Battleship is unexpectedly also an exercise in listening. The game is particularly fascinating in that it requires open and honest communication between opposing players. When one player calls out a grid number, the other person must declare whether their opponent has hit or missed a ship. Once a ship has been sunk, the opposing player must say so to their opponent. Business strategy decisions have very clear responses — investors, consumers, employees and partners, the general public all have an opinion — but you have to be listening for it. Are you open to accept the feedback?
When you pay attention to the response, you begin to understand where strengths rise and weaknesses lie veiled. If your product isn’t being well-received, listening will likely reveal vital information that could affect your strategy. Of course, you have to know how to listen. You have to have the right tools. Perhaps you’ve been marketing to the wrong target audience, or you should have been focusing on one of your product’s features over others. In the way that your Battleship opponent tells you if your decision was right or wrong, there are many who will also keep you informed and aware of what’s working and what’s not in your business. Have you surrounded yourself with advisors and colleagues that can help you circumnavigate these experiences in an effortless and easy manner?
When approached with the right mindset, Battleship is fun no matter if you win or lose. What matters the most is the process, and learning from the process as much as you can creates the enjoyment that many feel while competing.
There’s so much value in playing the game itself, and the lessons you gain while doing so are what lead to future success. Winning a game is accompanied with a short-lived burst of elation… but the lessons and small wins along the way to the big win will provide a path to a lifetime of successes.
Likewise, entrepreneurs can find fulfillment in their business endeavors whether they are successful or not in securing that “BIG FINAL WIN” at the end of the race, as long as they are fully invested in the process and are open and willing to learn from the experience. Without working through the process, entrepreneurs can never hope to find success in their future or experience the true joy of competing in business strategy.
Remember when you studied maths or science? The majority of the points were gained in showing how you achieved your final solution, not in the provision of the final solution itself. You could even score marks just in getting some of the steps right, even if the final solution was erroneous.

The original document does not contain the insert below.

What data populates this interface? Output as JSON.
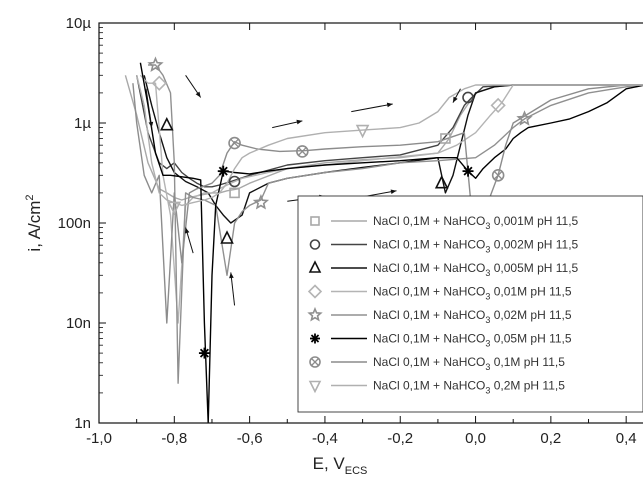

Challenges and competitions are healthy for entrepreneurs. They drive us to be deeply involved in process-based outcomes instead of the false positives of seeming “big wins”. Keeping in mind that it’s all a game of Battleship or similar offers that meaningful series of regular rewards that help keep us on track and stay motivated. They also ensure that even if the final goal you set out to achieve is not fully met, you’re left with a wealth of riches from each successful milestone.